The review says there was no evidence of intentional wrongdoing, that may be true, but the absence of corruption is not a defence. Public money can be lost just as effectively through complacency, optimism, cowardice, overcomplicated governance and a refusal to grasp hard truths when the evidence is staring everyone in the face. In some ways that is even more alarming, because it means the next fiasco does not require a villain. It only requires the same culture, the same smoothing over of bad news, the same over-reliance on advisers and contractors, and the same lack of personal jeopardy for those in command.
And the review gives us little comfort on that front either, because it says several of the issues seen in MyGov have been repeated across other transformational programmes, which means this was not a freak accident, it was a symptom of a serious illness which still has not been treated. That should chill every taxpayer on the island. MyGov was not merely an expensive embarrassment from the recent past.
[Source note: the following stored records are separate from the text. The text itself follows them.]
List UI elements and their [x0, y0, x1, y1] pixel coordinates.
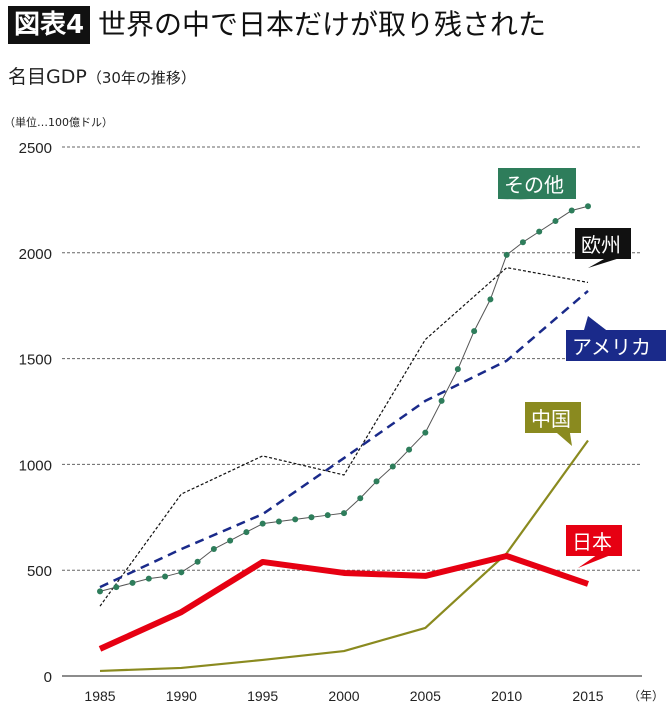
data-point — [422, 429, 429, 436]
data-point — [324, 512, 331, 519]
chart-subtitle: 名目GDP（30年の推移） — [8, 62, 196, 89]
x-tick-label: 1985 — [84, 688, 115, 704]
y-tick-label: 1000 — [19, 457, 52, 474]
label-pointer — [578, 555, 611, 568]
data-point — [487, 296, 494, 303]
data-point — [438, 397, 445, 404]
data-point — [568, 207, 575, 214]
data-point — [357, 495, 364, 502]
subtitle-note: （30年の推移） — [86, 69, 196, 87]
data-point — [210, 546, 217, 553]
x-tick-label: 2010 — [491, 688, 522, 704]
y-tick-label: 0 — [44, 669, 52, 686]
series-label-box — [575, 228, 631, 259]
series-label: アメリカ — [572, 335, 651, 359]
series-line-2 — [99, 289, 589, 589]
data-point — [373, 478, 380, 485]
x-tick-label: 2015 — [572, 688, 603, 704]
data-point — [308, 514, 315, 521]
series-line-0 — [99, 205, 589, 592]
series-label: 欧州 — [581, 233, 621, 257]
unit-label: （単位…100億ドル） — [4, 116, 113, 129]
series-label: 中国 — [531, 407, 571, 431]
label-pointer — [555, 432, 572, 446]
data-point — [129, 579, 136, 586]
series-label-box — [566, 330, 666, 361]
series-label-box — [525, 402, 581, 433]
data-point — [227, 537, 234, 544]
data-point — [162, 573, 169, 580]
data-point — [536, 228, 543, 235]
y-tick-label: 2500 — [19, 140, 52, 157]
y-tick-label: 2000 — [19, 246, 52, 263]
data-point — [145, 575, 152, 582]
x-tick-label: 2000 — [328, 688, 359, 704]
series-label: 日本 — [572, 530, 612, 554]
data-point — [97, 588, 103, 595]
data-point — [471, 328, 478, 335]
data-point — [389, 463, 396, 470]
data-point — [113, 584, 120, 591]
label-pointer — [588, 258, 620, 268]
series-line-1 — [99, 267, 589, 607]
series-line-4 — [98, 553, 589, 652]
data-point — [585, 203, 591, 210]
data-point — [259, 520, 266, 527]
data-point — [292, 516, 299, 523]
label-pointer — [584, 316, 606, 330]
x-tick-label: 1990 — [166, 688, 197, 704]
data-point — [178, 569, 185, 576]
series-label: その他 — [504, 173, 564, 197]
data-point — [503, 251, 510, 258]
chart-title: 世界の中で日本だけが取り残された — [98, 8, 547, 41]
data-point — [275, 518, 282, 525]
figure-badge: 図表4 — [8, 6, 91, 44]
series-label-box — [498, 168, 576, 199]
x-tick-label: 2005 — [410, 688, 441, 704]
y-tick-label: 1500 — [19, 352, 52, 369]
data-point — [406, 446, 413, 453]
data-point — [341, 510, 347, 517]
data-point — [552, 218, 559, 225]
subtitle-main: 名目GDP — [8, 66, 87, 88]
data-point — [454, 366, 461, 373]
data-point — [194, 558, 201, 565]
data-point — [243, 529, 250, 536]
x-axis-label: （年） — [628, 689, 664, 703]
y-tick-label: 500 — [27, 563, 52, 580]
data-point — [519, 239, 526, 246]
series-label-box — [566, 525, 622, 556]
x-tick-label: 1995 — [247, 688, 278, 704]
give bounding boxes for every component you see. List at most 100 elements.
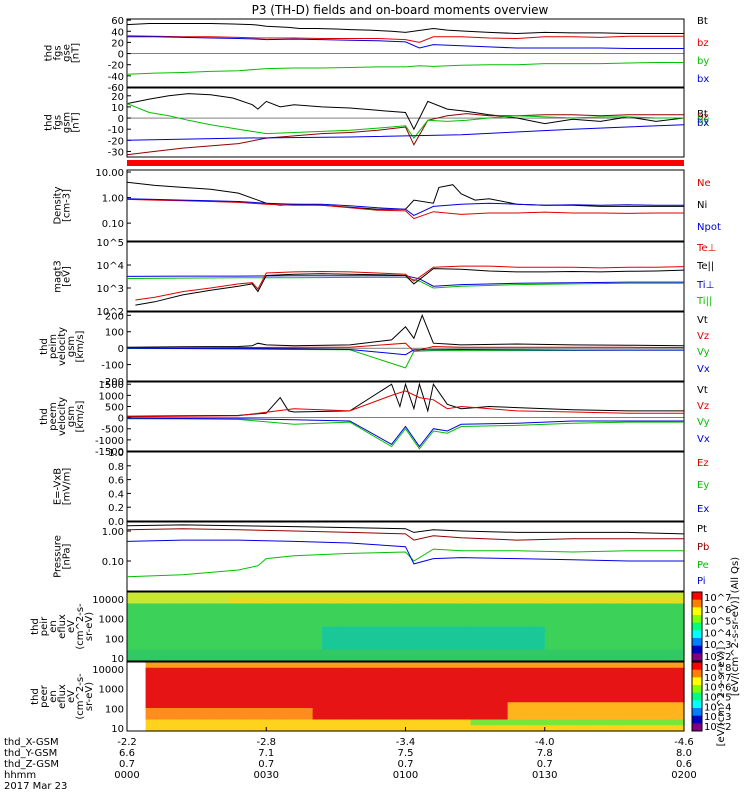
spectrogram-cell xyxy=(238,690,249,698)
spectrogram-cell xyxy=(127,662,137,669)
spectrogram-cell xyxy=(646,626,657,633)
spectrogram-cell xyxy=(191,696,202,703)
spectrogram-cell xyxy=(554,615,564,622)
spectrogram-cell xyxy=(470,725,481,732)
spectrogram-cell xyxy=(424,603,434,610)
spectrogram-cell xyxy=(294,713,304,721)
spectrogram-cell xyxy=(563,620,574,628)
spectrogram-cell xyxy=(489,713,499,721)
spectrogram-cell xyxy=(581,643,592,651)
spectrogram-cell xyxy=(127,696,137,703)
ylabel-line: (cm^2-s- xyxy=(75,673,86,720)
spectrogram-cell xyxy=(266,708,277,715)
spectrogram-cell xyxy=(609,638,620,645)
spectrogram-cell xyxy=(563,725,574,732)
spectrogram-cell xyxy=(321,673,332,680)
spectrogram-cell xyxy=(303,592,314,599)
spectrogram-cell xyxy=(609,603,620,610)
spectrogram-cell xyxy=(600,719,611,726)
y-tick-label: 10^5 xyxy=(97,238,124,249)
spectrogram-cell xyxy=(182,649,193,656)
spectrogram-cell xyxy=(210,615,221,622)
spectrogram-cell xyxy=(479,592,490,599)
spectrogram-cell xyxy=(247,592,258,599)
spectrogram-cell xyxy=(414,615,425,622)
spectrogram-cell xyxy=(136,603,147,610)
spectrogram-cell xyxy=(554,638,564,645)
spectrogram-cell xyxy=(201,638,212,645)
spectrogram-cell xyxy=(600,673,611,680)
spectrogram-cell xyxy=(433,615,444,622)
spectrogram-cell xyxy=(442,673,453,680)
spectrogram-cell xyxy=(164,620,175,628)
spectrogram-cell xyxy=(386,696,397,703)
spectrogram-cell xyxy=(127,592,137,599)
spectrogram-cell xyxy=(656,702,667,709)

It was a warning about how the States does business when too much money, too little scepticism and too little accountability are allowed to mix together.
You can apparently be in charge of a function that loses millions of pounds of taxpayer money, fail to deliver the promised benefits, keep spending after warning signs appear, and still have every chance of emerging with your career more or less intact.
Until that changes, until senior failure carries real professional danger, until scrutiny is done in the bright light and not softened in private, and until every budget and every post is forced to justify itself instead of rolling on through habit, Guernsey will go on producing polished explanations for failures that should have been stopped much sooner. The real scandal of MyGov is not simply that it cost every working person on this island about £674. It is that the people who burned that money do not appear to live under the same law of consequences as the people who earned it.